Raad van State negatief over uitbreiding van verbod op taakstraf
Een wetsvoorstel om geweld tegen hulpverleners altijd te bestraffen met een celstraf krijgt flinke kritiek van de Raad van State. In een advies wijst de raad erop dat het voorstel weliswaar begrijpelijk is en dat geweld tegen bijvoorbeeld politiemensen, brandweer en ambulancemedewerkers ernstig is, maar dat er meerdere negatieve effecten aan zitten. Het voorstel komt uit de koker van de Tweede Kamerleden Joost Eerdmans (JA21) en Dilan Yeşilgöz (VVD).
Er bestaat al een verbod voor rechters om een taakstraf op te leggen als er sprake is geweest van een ernstig gewelds- of zedenmisdrijf. Het initiatiefwetsvoorstel van JA21 en VVD wil dat dit verbod wordt uitgebreid naar hulpverleners. De adviseur van de regering vindt onder meer dat dit de vrijheid van rechters beperkt om een passende straf op te leggen.
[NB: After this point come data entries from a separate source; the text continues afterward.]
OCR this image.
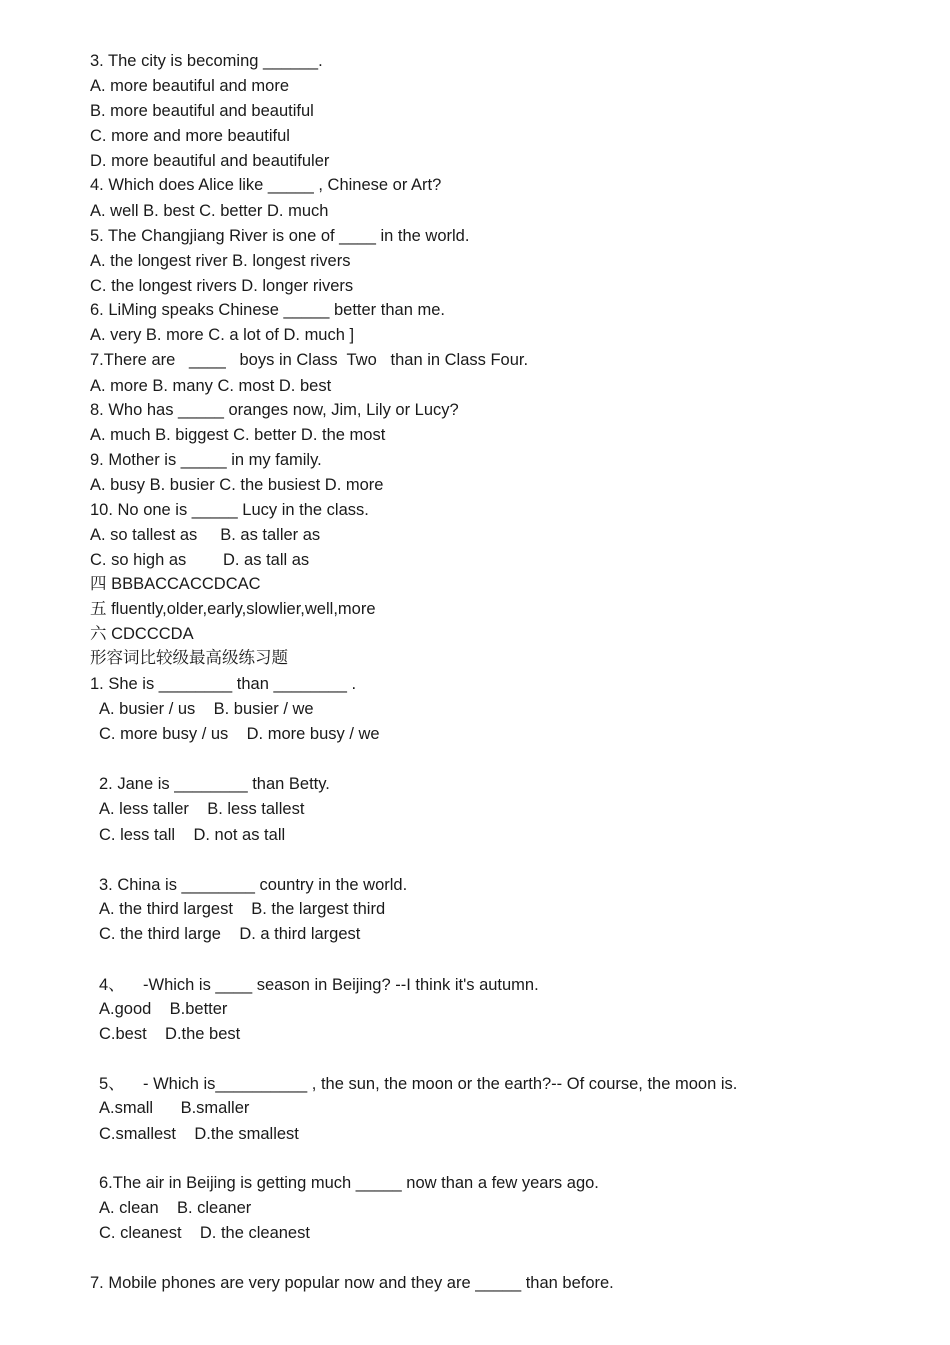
3. The city is becoming ______.
A. more beautiful and more
B. more beautiful and beautiful
C. more and more beautiful
D. more beautiful and beautifuler
4. Which does Alice like _____ , Chinese or Art?
A. well B. best C. better D. much
5. The Changjiang River is one of ____ in the world.
A. the longest river B. longest rivers
C. the longest rivers D. longer rivers
6. LiMing speaks Chinese _____ better than me.
A. very B. more C. a lot of D. much ]
7.There are   ____   boys in Class  Two   than in Class Four.
A. more B. many C. most D. best
8. Who has _____ oranges now, Jim, Lily or Lucy?
A. much B. biggest C. better D. the most
9. Mother is _____ in my family.
A. busy B. busier C. the busiest D. more
10. No one is _____ Lucy in the class.
A. so tallest as     B. as taller as
C. so high as        D. as tall as
四 BBBACCACCDCAC
五 fluently,older,early,slowlier,well,more
六 CDCCCDA
形容词比较级最高级练习题
1. She is ________ than ________ .
A. busier / us    B. busier / we
C. more busy / us    D. more busy / we
2. Jane is ________ than Betty.
A. less taller    B. less tallest
C. less tall    D. not as tall
3. China is ________ country in the world.
A. the third largest    B. the largest third
C. the third large    D. a third largest
4、    -Which is ____ season in Beijing? --I think it's autumn.
A.good    B.better
C.best    D.the best
5、    - Which is__________ , the sun, the moon or the earth?-- Of course, the moon is.
A.small      B.smaller
C.smallest    D.the smallest
6.The air in Beijing is getting much _____ now than a few years ago.
A. clean    B. cleaner
C. cleanest    D. the cleanest
7. Mobile phones are very popular now and they are _____ than before.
Zo zou de rechter ook een celstraf moeten opleggen bij een mishandeling waarbij geen pijn of letsel is ontstaan. Ook kan een rechter bijvoorbeeld niet meer meewegen dat een dader in paniek raakte en agressief werd, omdat een familielid in gevaar was. Ook in deze gevallen moet dan altijd een celstraf volgen, volgens het initiatiefwetsvoorstel.
Een ander negatief gevolg is dat het Openbaar Ministerie (OM) in deze situaties geen strafbeschikking meer kan opleggen, omdat de rechter er dan altijd aan te pas moet komen. Het OM kan lichtere zaken nu zelf afdoen met een taakstraf of een boete en wil dat juist vaker doen. De Raad van State wijst erop dat mensen na een taakstraf minder vaak opnieuw de fout in gaan. Bovendien duurt het langer voordat een zaak voor de rechter komt en duurt het ook lang voordat de straf kan worden uitgezeten door het cellentekort.